Magnabosco: Ich habe in meiner Forschung einen recht engen Bezug zum Tod. Wir sehen uns das Leben in der Tiefe an und beobachten, wie es sich verlangsamt und stirbt. Im Grunde fasziniert mich der Tod.
Queloz: Der Mensch kann Pläne machen und überlegen, wie er in der Zukunft leben will. Das ist ein unglaubliches Privileg. Aber damit geht auch die Herausforderung einher, dass wir uns das eigene Ende vorstellen können. Deshalb fragen wir uns zum Beispiel, warum wir sterben müssen. Aber auf solche Fragen gibt es keine Antworten. Das dürfte der Grund für unseren Hang zur Spiritualität sein.

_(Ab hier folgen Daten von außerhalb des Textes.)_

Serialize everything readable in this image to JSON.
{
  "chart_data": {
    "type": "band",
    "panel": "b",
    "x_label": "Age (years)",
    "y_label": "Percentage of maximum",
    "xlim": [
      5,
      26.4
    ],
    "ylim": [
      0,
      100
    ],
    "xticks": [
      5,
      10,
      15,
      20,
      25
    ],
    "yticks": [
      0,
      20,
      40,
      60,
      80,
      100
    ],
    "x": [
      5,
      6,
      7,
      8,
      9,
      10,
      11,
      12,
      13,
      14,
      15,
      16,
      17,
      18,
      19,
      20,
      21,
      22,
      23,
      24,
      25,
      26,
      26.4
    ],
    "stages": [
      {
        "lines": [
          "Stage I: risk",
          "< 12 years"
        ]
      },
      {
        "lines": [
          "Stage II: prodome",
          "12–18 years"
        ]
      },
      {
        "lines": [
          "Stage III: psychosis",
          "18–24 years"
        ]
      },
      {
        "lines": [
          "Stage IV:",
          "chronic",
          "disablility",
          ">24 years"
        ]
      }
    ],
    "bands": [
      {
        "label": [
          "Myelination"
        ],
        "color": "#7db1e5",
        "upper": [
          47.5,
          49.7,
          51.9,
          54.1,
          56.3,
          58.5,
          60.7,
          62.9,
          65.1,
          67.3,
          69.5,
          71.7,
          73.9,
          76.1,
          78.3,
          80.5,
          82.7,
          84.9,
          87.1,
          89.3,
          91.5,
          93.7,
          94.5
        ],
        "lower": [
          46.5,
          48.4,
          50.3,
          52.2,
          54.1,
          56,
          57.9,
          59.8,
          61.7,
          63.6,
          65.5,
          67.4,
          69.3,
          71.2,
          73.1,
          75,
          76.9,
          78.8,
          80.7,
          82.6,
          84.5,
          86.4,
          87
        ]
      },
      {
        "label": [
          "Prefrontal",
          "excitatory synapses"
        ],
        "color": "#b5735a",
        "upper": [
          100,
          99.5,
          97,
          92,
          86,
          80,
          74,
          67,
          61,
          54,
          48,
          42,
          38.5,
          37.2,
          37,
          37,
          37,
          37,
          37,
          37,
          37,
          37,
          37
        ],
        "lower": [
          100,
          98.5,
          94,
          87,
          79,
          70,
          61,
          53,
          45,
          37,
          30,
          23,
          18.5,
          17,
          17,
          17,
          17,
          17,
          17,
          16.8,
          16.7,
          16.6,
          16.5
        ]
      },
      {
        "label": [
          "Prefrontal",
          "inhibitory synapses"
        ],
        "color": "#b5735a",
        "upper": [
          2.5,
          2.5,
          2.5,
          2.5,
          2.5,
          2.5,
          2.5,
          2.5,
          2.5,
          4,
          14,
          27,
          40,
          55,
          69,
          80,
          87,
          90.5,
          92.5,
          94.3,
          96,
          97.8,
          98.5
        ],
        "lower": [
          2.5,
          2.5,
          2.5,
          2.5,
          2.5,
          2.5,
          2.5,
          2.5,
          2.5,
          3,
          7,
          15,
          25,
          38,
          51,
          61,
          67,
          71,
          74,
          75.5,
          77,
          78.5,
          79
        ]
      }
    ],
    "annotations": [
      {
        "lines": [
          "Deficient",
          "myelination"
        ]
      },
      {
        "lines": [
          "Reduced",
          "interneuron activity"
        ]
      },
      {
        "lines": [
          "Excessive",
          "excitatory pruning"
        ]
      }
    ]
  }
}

Wir brauchen eine Art spirituelles Element, um die Welt in ihrer Ganzheit zu verstehen. Doch je besser eine Gesellschaft die Welt zu verstehen scheint, desto mehr Kontrolle gewinnt sie darüber und desto gefährlicher kann sie auch werden. Und zwar nicht nur für andere Arten – von denen wir im letzten Jahrhundert ja etliche vernichtet haben –, sondern auch für unsere eigene. Deshalb glaube ich, dass wir jetzt an einen Wendepunkt der menschlichen Geschichte gelangen, an dem wir uns Gedanken über die Zukunft der Menschheit machen sollten. Und die Suche nach dem Ursprung des Lebens und nach Leben auf anderen Planeten könnte eine Möglichkeit sein, Antworten auf das Unbekannte zu finden.